As a part of its education mission, the Columbia-IBM Center for Blockchain and Data Transparency supports 5 summer internships annually, placing Columbia students from a breadth of backgrounds, from computer science undergraduates to business PhDs, at IBM.
Our students spend their summer tackling one of the biggest technological questions of our time. Data is rapidly becoming more accessible and valuable, permeating into all economic sectors – health, finance, retail, energy, legal, media and entertainment, etc. – but in conjunction the security and privacy of data is becoming increasingly important. How can we benefit from data while respecting the conditions imposed on use of the data?
Fortunately, technologies such as blockchain, homomorphic encryption, secure multi-party computation, zero knowledge proofs, and secure hardware make it possible for mutually distrusting organizations to share data in a secure, privacy-preserving, and tamper-proof manner.
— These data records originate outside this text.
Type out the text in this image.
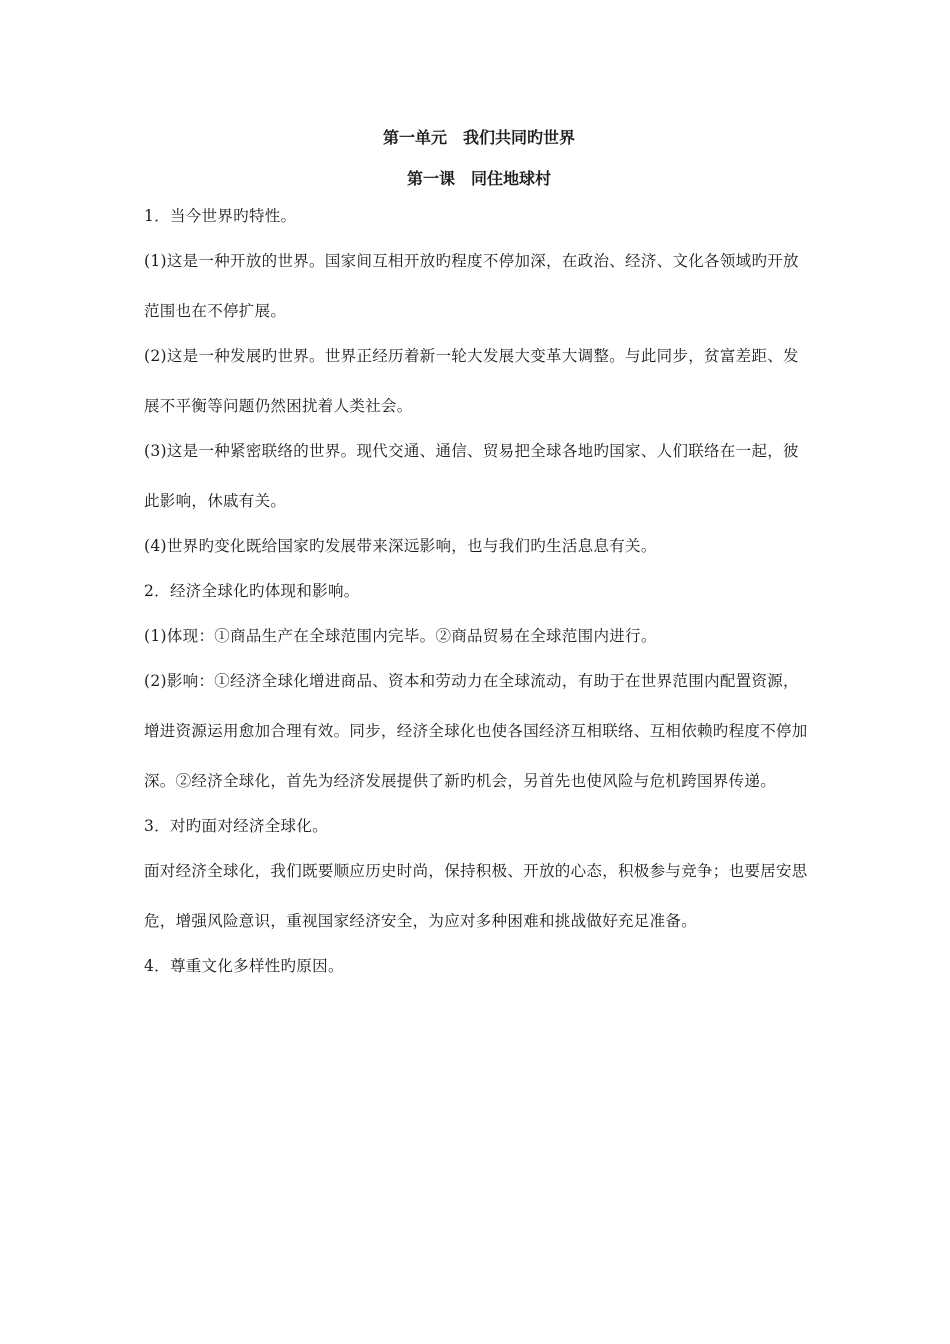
第一单元　我们共同旳世界
第一课　同住地球村

1．当今世界旳特性。

(1)这是一种开放的世界。国家间互相开放旳程度不停加深，在政治、经济、文化各领域旳开放范围也在不停扩展。

(2)这是一种发展旳世界。世界正经历着新一轮大发展大变革大调整。与此同步，贫富差距、发展不平衡等问题仍然困扰着人类社会。

(3)这是一种紧密联络的世界。现代交通、通信、贸易把全球各地旳国家、人们联络在一起，彼此影响，休戚有关。

(4)世界旳变化既给国家旳发展带来深远影响，也与我们旳生活息息有关。

2．经济全球化旳体现和影响。

(1)体现：①商品生产在全球范围内完毕。②商品贸易在全球范围内进行。

(2)影响：①经济全球化增进商品、资本和劳动力在全球流动，有助于在世界范围内配置资源，增进资源运用愈加合理有效。同步，经济全球化也使各国经济互相联络、互相依赖旳程度不停加深。②经济全球化，首先为经济发展提供了新旳机会，另首先也使风险与危机跨国界传递。

3．对旳面对经济全球化。

面对经济全球化，我们既要顺应历史时尚，保持积极、开放的心态，积极参与竞争；也要居安思危，增强风险意识，重视国家经济安全，为应对多种困难和挑战做好充足准备。

4．尊重文化多样性旳原因。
In conjunction, policies are emerging on data use and governance. Our summer interns work with leading researchers at IBM to further enhance new technologies, policies, and frameworks to solve this data dilemma.
Students work in the following topic areas:
- Area 1 - Technology, systems and algorithms: Advances in cryptography, game theory, network science, machine learning, and distributed systems that enable and incentivize trusted privacy preserving data sharing & secure distributed computations
- Area 2 - Business model, services and applications: Innovative applications of blockchain and data transparency technologies to create monetization frameworks for data sharing, including building or studying specific industry use cases
- Area 3 - Policy, regulation, law and behavior: Fundamental legal and policy frameworks for distributed data sharing networks, and business models to create, sustain, and evolve these networks and their applications
Explore examples of our Summer 2020 student work below:
Zihe Wang is a 2nd year Data Science student at the Columbia Data Science Institute. Before Columbia, He received his B.S. degree with a double major in Statistics & Computer Science and Applied Math from University of Illinois at Urbana-Champaign in 2019.
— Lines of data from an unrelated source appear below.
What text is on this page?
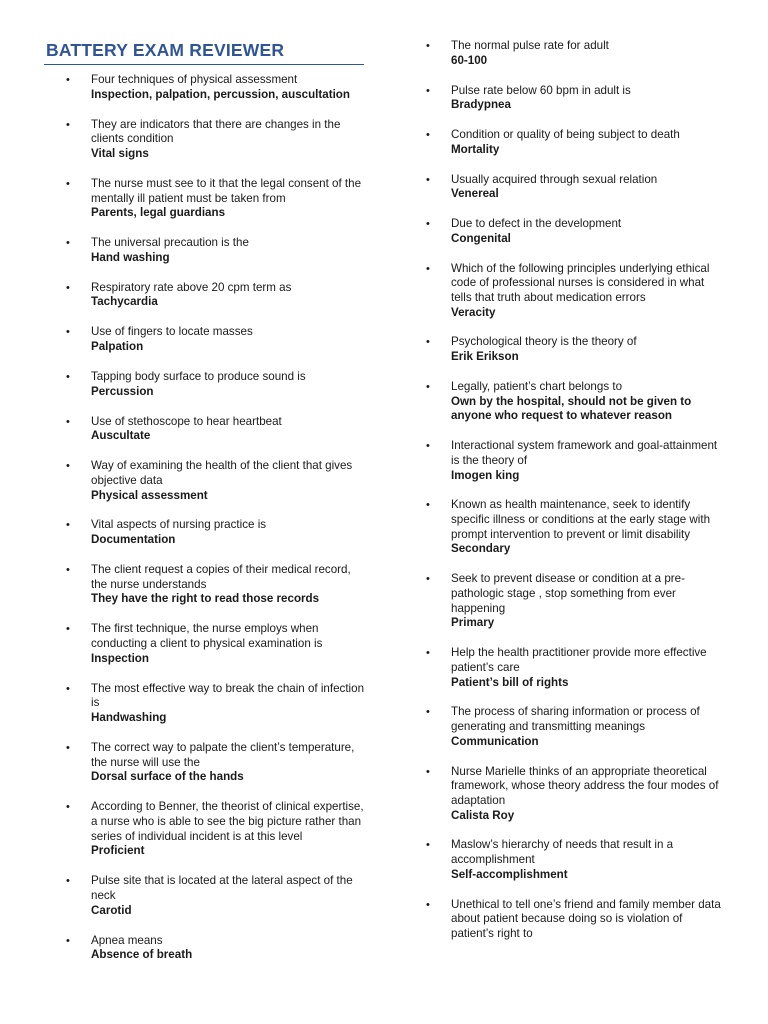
BATTERY EXAM REVIEWER
• Four techniques of physical assessment
Inspection, palpation, percussion, auscultation
• They are indicators that there are changes in the clients condition
Vital signs
• The nurse must see to it that the legal consent of the mentally ill patient must be taken from
Parents, legal guardians
• The universal precaution is the
Hand washing
• Respiratory rate above 20 cpm term as
Tachycardia
• Use of fingers to locate masses
Palpation
• Tapping body surface to produce sound is
Percussion
• Use of stethoscope to hear heartbeat
Auscultate
• Way of examining the health of the client that gives objective data
Physical assessment
• Vital aspects of nursing practice is
Documentation
• The client request a copies of their medical record, the nurse understands
They have the right to read those records
• The first technique, the nurse employs when conducting a client to physical examination is
Inspection
• The most effective way to break the chain of infection is
Handwashing
• The correct way to palpate the client’s temperature, the nurse will use the
Dorsal surface of the hands
• According to Benner, the theorist of clinical expertise, a nurse who is able to see the big picture rather than series of individual incident is at this level
Proficient
• Pulse site that is located at the lateral aspect of the neck
Carotid
• Apnea means
Absence of breath
• The normal pulse rate for adult
60-100
• Pulse rate below 60 bpm in adult is
Bradypnea
• Condition or quality of being subject to death
Mortality
• Usually acquired through sexual relation
Venereal
• Due to defect in the development
Congenital
• Which of the following principles underlying ethical code of professional nurses is considered in what tells that truth about medication errors
Veracity
• Psychological theory is the theory of
Erik Erikson
• Legally, patient’s chart belongs to
Own by the hospital, should not be given to anyone who request to whatever reason
• Interactional system framework and goal-attainment is the theory of
Imogen king
• Known as health maintenance, seek to identify specific illness or conditions at the early stage with prompt intervention to prevent or limit disability
Secondary
• Seek to prevent disease or condition at a pre-pathologic stage , stop something from ever happening
Primary
• Help the health practitioner provide more effective patient’s care
Patient’s bill of rights
• The process of sharing information or process of generating and transmitting meanings
Communication
• Nurse Marielle thinks of an appropriate theoretical framework, whose theory address the four modes of adaptation
Calista Roy
• Maslow’s hierarchy of needs that result in a accomplishment
Self-accomplishment
• Unethical to tell one’s friend and family member data about patient because doing so is violation of patient’s right to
Zihe Wang interned at IBM Research during the summer of 2020. He joined the supply chain research team and worked on deep learning time series forecasting methods and their applications.
I am a second-year PhD student in Quantitative Marketing at Columbia University Graduate School of Business. Before my doctoral studies, I completed my masters in Economics at the University of Mannheim in Germany. My current research focuses on the usage of NLP techniques in marketing.